Alice* s'est toujours beaucoup occupée de ses enfants sur les temps "hors école". Le matin, le soir, le mercredi, pendant les vacances... La quadragénaire, qui travaille à son compte dans l'Hérault, privilégie dès qu'elle le peut la garde à la maison plutôt que la garderie pour ses enfants de 4 et 7 ans. Mais depuis que le sujet des violences commises sur des très jeunes mineurs par des animateurs s'est imposé dans les médias et le débat politique, Alice dit se "méfier davantage" du périscolaire. Dès la rentrée, elle n'aura recours à ce service que "le strict minimum", en condensant encore un peu plus ses plages horaires de travail. "Je ne peux pas retirer totalement mes enfants car je n'aide pas de grands-parents", regrette-t-elle.
La succession de suspensions et enquêtes judiciaires visant des animateurs, partout en France, interroge de nombreuses familles sur l'organisation du périscolaire, et surtout sur ses failles. En mai, un sondage réalisé pour Le Figaro révélait que 86% des parents craignaient des agressions sexuelles sur leurs enfants à l'école ou durant leurs loisirs. Des peurs qui sont venues fragiliser le lien de confiance avec les collectivités. Alors que les enfants font leur rentrée, mardi 1er septembre, certaines familles remettent en question le périscolaire comme mode de garde, jusqu'à l'éviter.

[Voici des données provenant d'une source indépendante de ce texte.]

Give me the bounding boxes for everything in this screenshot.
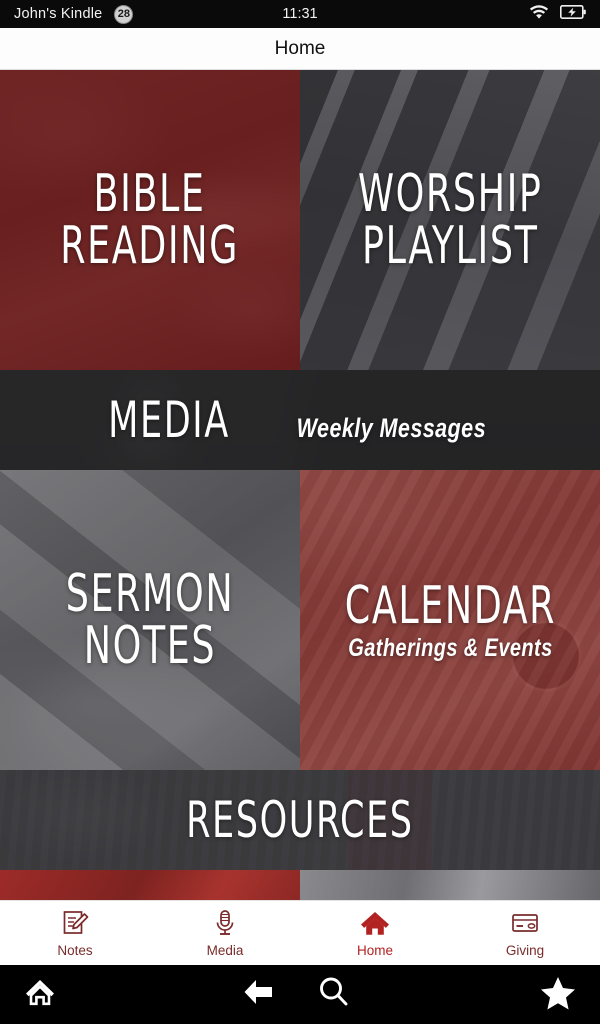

"Tous ces scandales font froid dans le dos"
"Cela faisait deux ans qu'on savait que l'atmosphère n'était pas détendue au périscolaire pour l'un de nos fils", se remémore Coralie*, qui vit dans un village de 400 habitants dans la Drôme. Son aîné de 10 ans lui rapporte régulièrement subir des violences éducatives de la part d'une animatrice, comme le fait de se faire "hurler" ou se faire traiter de "nul". L'année dernière, la mairie est alertée, mais rien ne se passe pour l'agente concernée, affirme Coralie.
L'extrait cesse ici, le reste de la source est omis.